Wen Yu Yang (she/her) is a writer born and raised in Taiwan. She is based on unceded Eora lands, otherwise known as Sydney, Australia. Her words are published or forthcoming in Fantasy Magazine, Solarpunk Magazine, Ghost City Review, and more. When she is not training for volleyball, reading, or falling into another rabbit hole, she daydreams about lost gods, shapeshifting beings, and other worlds. You can connect with her on Instagram @_wyyang or Twitter @wyyang_. Details at wenyuwrites.wordpress.com.
Thomas Zimmerman (he/him) teaches English, directs the Writing Center, and edits The Big Windows Review at Washtenaw Community College, in Ann Arbor, Michigan, USA. His poems have appeared recently in Sledgehammer, The Sparrow’s Trombone, and Spellbinder. Find him at @bwr_tom.
Elizabeth Zuckerman has loved mythology since before she knew how to pronounce “Aphrodite.” Her fiction has appeared in Beneath Ceaseless Skies, NonBinary Review, Timeless Tales Magazine, TANSTAAFL’s anthology Witches, Warriors, and Wyverns, and Footnote, where she was long-listed for the Charter Oak Award. She also read the audiobook for Kassandra Flamouri’s The Chalice and the Crown, in case you wondered what good her theater degree ever did her. She lives in Philadelphia with a charming trickster, makes doll clothes when she needs something to do with her hands, and occasionally livetweets movies at @LizCanTweet.
Miriam Allen deFord (August 21, 1888 – February 22, 1975) was a novelist and short fiction writer with works published in Analog, The Magazine of Fantasy and Science Fiction, Galaxy Science Fiction, and many others. A women's suffrage and birth control activist, she later became a follower of Charles Fort, dedicating herself to the study of paranormal phenomena.
Sonya Dorman (April 6, 1924 – February 14, 2005) was a Rhysling award-winning poet and short fiction writer most well known for the poem "Corruption of Metal." Her work has also appeared in the anthology Dangerous Visions, edited by Harlan Ellison.

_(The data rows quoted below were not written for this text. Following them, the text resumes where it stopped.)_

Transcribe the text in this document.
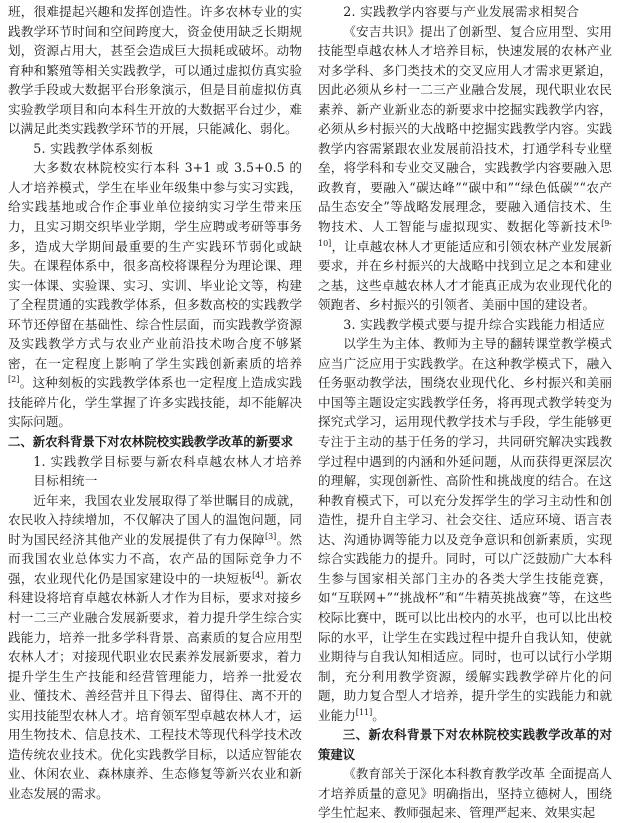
班，很难提起兴趣和发挥创造性。许多农林专业的实践教学环节时间和空间跨度大，资金使用缺乏长期规划，资源占用大，甚至会造成巨大损耗或破坏。动物育种和繁殖等相关实践教学，可以通过虚拟仿真实验教学手段或大数据平台形象演示，但是目前虚拟仿真实验教学项目和向本科生开放的大数据平台过少，难以满足此类实践教学环节的开展，只能减化、弱化。

5. 实践教学体系刻板

大多数农林院校实行本科 3+1 或 3.5+0.5 的人才培养模式，学生在毕业年级集中参与实习实践，给实践基地或合作企事业单位接纳实习学生带来压力，且实习期交织毕业学期，学生应聘或考研等事务多，造成大学期间最重要的生产实践环节弱化或缺失。在课程体系中，很多高校将课程分为理论课、理实一体课、实验课、实习、实训、毕业论文等，构建了全程贯通的实践教学体系，但多数高校的实践教学环节还停留在基础性、综合性层面，而实践教学资源及实践教学方式与农业产业前沿技术吻合度不够紧密，在一定程度上影响了学生实践创新素质的培养[2]。这种刻板的实践教学体系也一定程度上造成实践技能碎片化，学生掌握了许多实践技能，却不能解决实际问题。

二、新农科背景下对农林院校实践教学改革的新要求

1. 实践教学目标要与新农科卓越农林人才培养目标相统一

近年来，我国农业发展取得了举世瞩目的成就，农民收入持续增加，不仅解决了国人的温饱问题，同时为国民经济其他产业的发展提供了有力保障[3]。然而我国农业总体实力不高，农产品的国际竞争力不强，农业现代化仍是国家建设中的一块短板[4]。新农科建设将培育卓越农林新人才作为目标，要求对接乡村一二三产业融合发展新要求，着力提升学生综合实践能力，培养一批多学科背景、高素质的复合应用型农林人才；对接现代职业农民素养发展新要求，着力提升学生生产技能和经营管理能力，培养一批爱农业、懂技术、善经营并且下得去、留得住、离不开的实用技能型农林人才。培育领军型卓越农林人才，运用生物技术、信息技术、工程技术等现代科学技术改造传统农业技术。优化实践教学目标，以适应智能农业、休闲农业、森林康养、生态修复等新兴农业和新业态发展的需求。

2. 实践教学内容要与产业发展需求相契合

《安吉共识》提出了创新型、复合应用型、实用技能型卓越农林人才培养目标，快速发展的农林产业对多学科、多门类技术的交叉应用人才需求更紧迫，因此必须从乡村一二三产业融合发展，现代职业农民素养、新产业新业态的新要求中挖掘实践教学内容，必须从乡村振兴的大战略中挖掘实践教学内容。实践教学内容需紧跟农业发展前沿技术，打通学科专业壁垒，将学科和专业交叉融合，实践教学内容要融入思政教育，要融入“碳达峰”“碳中和”“绿色低碳”“农产品生态安全”等战略发展理念，要融入通信技术、生物技术、人工智能与虚拟现实、数据化等新技术[9-10]，让卓越农林人才更能适应和引领农林产业发展新要求，并在乡村振兴的大战略中找到立足之本和建业之基，这些卓越农林人才才能真正成为农业现代化的领跑者、乡村振兴的引领者、美丽中国的建设者。

3. 实践教学模式要与提升综合实践能力相适应

以学生为主体、教师为主导的翻转课堂教学模式应当广泛应用于实践教学。在这种教学模式下，融入任务驱动教学法，围绕农业现代化、乡村振兴和美丽中国等主题设定实践教学任务，将再现式教学转变为探究式学习，运用现代教学技术与手段，学生能够更专注于主动的基于任务的学习，共同研究解决实践教学过程中遇到的内涵和外延问题，从而获得更深层次的理解，实现创新性、高阶性和挑战度的结合。在这种教育模式下，可以充分发挥学生的学习主动性和创造性，提升自主学习、社会交往、适应环境、语言表达、沟通协调等能力以及竞争意识和创新素质，实现综合实践能力的提升。同时，可以广泛鼓励广大本科生参与国家相关部门主办的各类大学生技能竞赛，如“互联网+”“挑战杯”和“牛精英挑战赛”等，在这些校际比赛中，既可以比出校内的水平，也可以比出校际的水平，让学生在实践过程中提升自我认知，使就业期待与自我认知相适应。同时，也可以试行小学期制，充分利用教学资源，缓解实践教学碎片化的问题，助力复合型人才培养，提升学生的实践能力和就业能力[11]。

三、新农科背景下对农林院校实践教学改革的对策建议

《教育部关于深化本科教育教学改革 全面提高人才培养质量的意见》明确指出，坚持立德树人，围绕学生忙起来、教师强起来、管理严起来、效果实起
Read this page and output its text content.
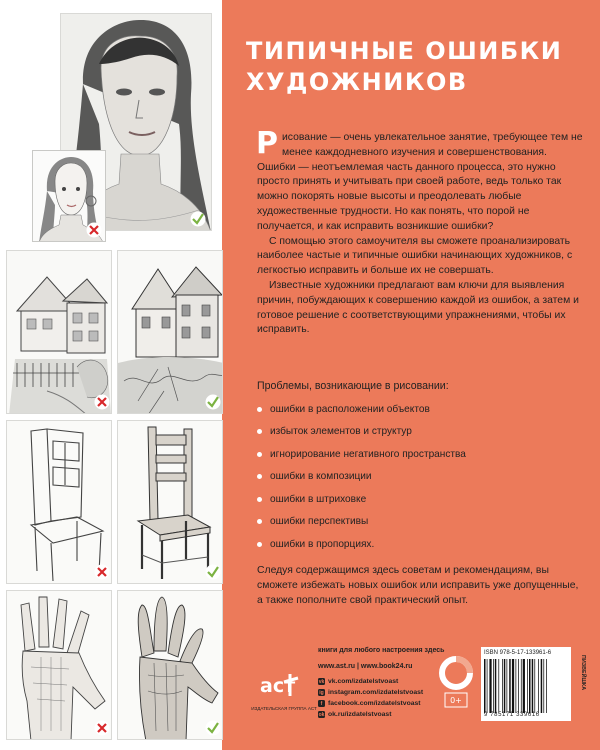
ТИПИЧНЫЕ ОШИБКИ
ХУДОЖНИКОВ

Рисование — очень увлекательное занятие, требующее тем не менее каждодневного изучения и совершенствования. Ошибки — неотъемлемая часть данного процесса, это нужно просто принять и учитывать при своей работе, ведь только так можно покорять новые высоты и преодолевать любые художественные трудности. Но как понять, что порой не получается, и как исправить возникшие ошибки?

С помощью этого самоучителя вы сможете проанализировать наиболее частые и типичные ошибки начинающих художников, с легкостью исправить и больше их не совершать.

Известные художники предлагают вам ключи для выявления причин, побуждающих к совершению каждой из ошибок, а затем и готовое решение с соответствующими упражнениями, чтобы их исправить.

Проблемы, возникающие в рисовании:
ошибки в расположении объектов
избыток элементов и структур
игнорирование негативного пространства
ошибки в композиции
ошибки в штриховке
ошибки перспективы
ошибки в пропорциях.
Следуя содержащимся здесь советам и рекомендациям, вы сможете избежать новых ошибок или исправить уже допущенные, а также пополните свой практический опыт.
книги для любого настроения здесь
www.ast.ru | www.book24.ru
аст
ИЗДАТЕЛЬСКАЯ ГРУППА АСТ
vk vk.com/izdatelstvoast
ig instagram.com/izdatelstvoast
f facebook.com/izdatelstvoast
ok ok.ru/izdatelstvoast
0+
ISBN 978-5-17-133961-6
9 785171 339616
ПИЗВЕЙШКА
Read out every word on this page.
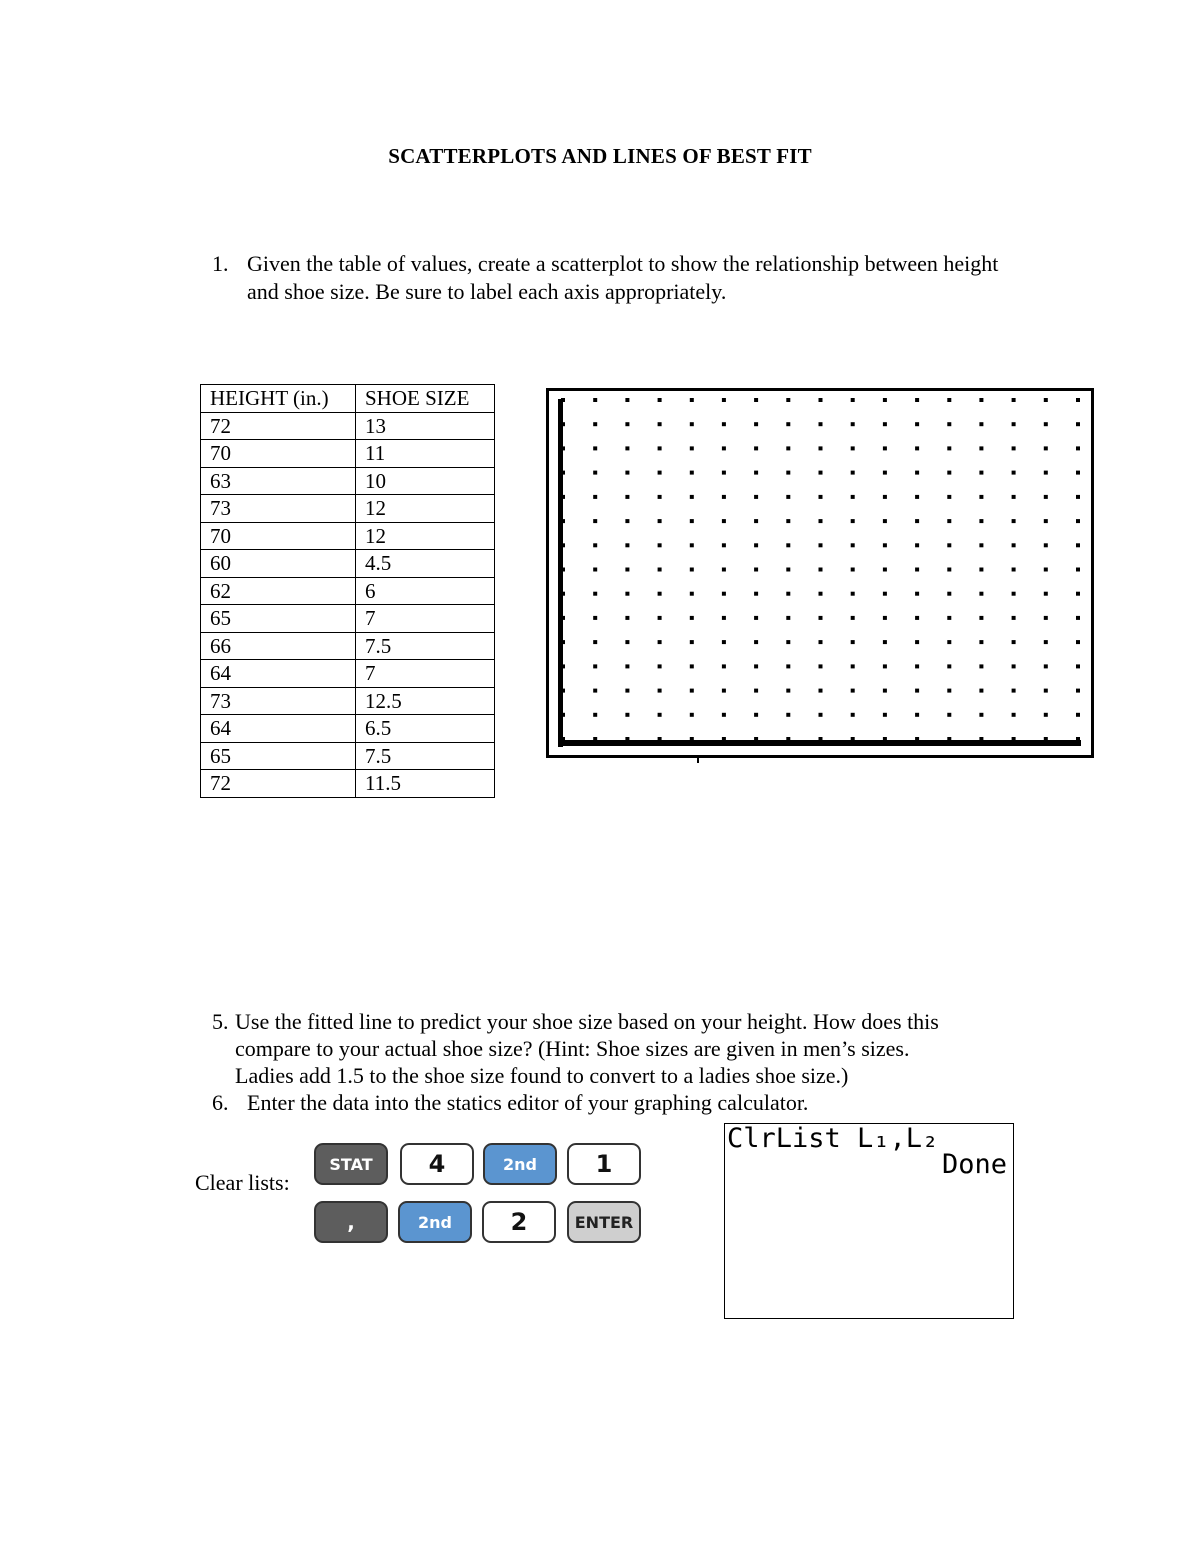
SCATTERPLOTS AND LINES OF BEST FIT
1. Given the table of values, create a scatterplot to show the relationship between height and shoe size. Be sure to label each axis appropriately.
HEIGHT (in.)	SHOE SIZE
72	13
70	11
63	10
73	12
70	12
60	4.5
62	6
65	7
66	7.5
64	7
73	12.5
64	6.5
65	7.5
72	11.5
5. Use the fitted line to predict your shoe size based on your height. How does this
compare to your actual shoe size? (Hint: Shoe sizes are given in men’s sizes.
Ladies add 1.5 to the shoe size found to convert to a ladies shoe size.)
6. Enter the data into the statics editor of your graphing calculator.
Clear lists:
STAT	4	2nd	1
,	2nd	2	ENTER
ClrList L₁,L₂
Done
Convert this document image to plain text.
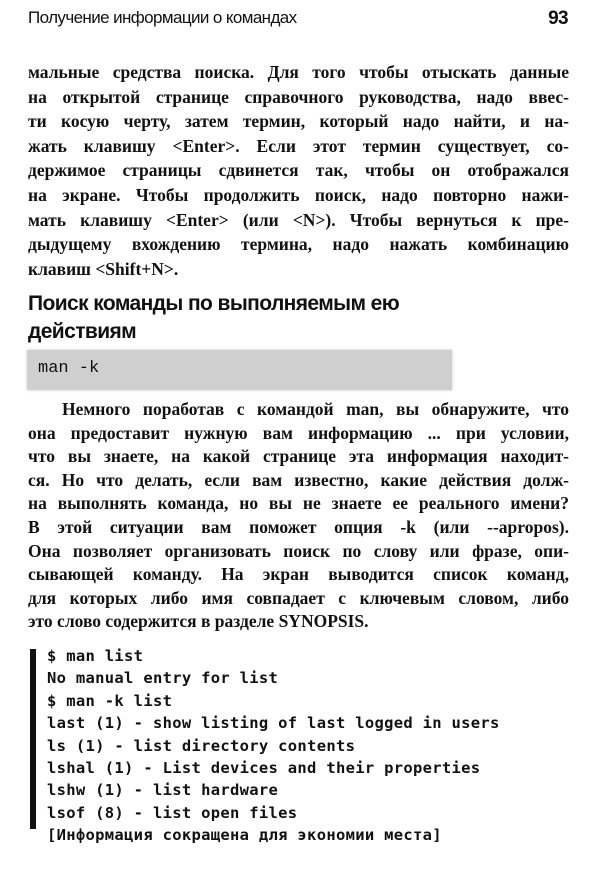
Получение информации о командах	93
мальные средства поиска. Для того чтобы отыскать данные
на открытой странице справочного руководства, надо ввес-
ти косую черту, затем термин, который надо найти, и на-
жать клавишу <Enter>. Если этот термин существует, со-
держимое страницы сдвинется так, чтобы он отображался
на экране. Чтобы продолжить поиск, надо повторно нажи-
мать клавишу <Enter> (или <N>). Чтобы вернуться к пре-
дыдущему вхождению термина, надо нажать комбинацию
клавиш <Shift+N>.
Поиск команды по выполняемым ею
действиям
man -k
Немного поработав с командой man, вы обнаружите, что
она предоставит нужную вам информацию ... при условии,
что вы знаете, на какой странице эта информация находит-
ся. Но что делать, если вам известно, какие действия долж-
на выполнять команда, но вы не знаете ее реального имени?
В этой ситуации вам поможет опция -k (или --apropos).
Она позволяет организовать поиск по слову или фразе, опи-
сывающей команду. На экран выводится список команд,
для которых либо имя совпадает с ключевым словом, либо
это слово содержится в разделе SYNOPSIS.
$ man list
No manual entry for list
$ man -k list
last (1) - show listing of last logged in users
ls (1) - list directory contents
lshal (1) - List devices and their properties
lshw (1) - list hardware
lsof (8) - list open files
[Информация сокращена для экономии места]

T. D. Hamm (1905 – 1995) was a science fiction writer with stories published in If, Tomorrow's Universe, The Magazine of Fantasy and Science Fiction, and several others.
Katherine MacLean (January 22, 1925 – September 1, 2019) was a Nebula award-winning science fiction author best known for her novella The Missing Man, first published in Analog in 1971. She is one of only 14 people honored as an Author Emeritus by the Science Fiction and Fantasy Writers of America.
Viola Meynell (15 October 1885 – 27 October 1956) was a successful novelist and poet of the early 20th century, best known today as an early champion of writers like Herman Melville and D. H. Lawrence. She was also vital to the operation of Nonesuch Press, a private press started in the basement of a Soho bookshop.
Edna St. Vincent Millay (February 22, 1892 – October 19, 1950) was a Pulitzer Prize-winning poet, playwright, and feminist activist whose writing actively worked to subvert the gender norms of her time and whose life has since served as a prime example of social resistance for other writers and acitivists following in her footsteps. Essentially a rockstar, she traveled the country reading to eager audiences and authored some of the most well-known poetry of the 20th century.
Andre Alice Norton (February 17, 1912 – March 17, 2005) was a prolific writer of science fiction and fantasy, though she also wrote historical, crime, and contemporary fiction, among many other genres. She was named SFWA Grand Master and Gandalf Grand Master of Fantasy and was inducted into the Science Fiction and Fantasy Hall of Fame, the first woman for each to be so honored.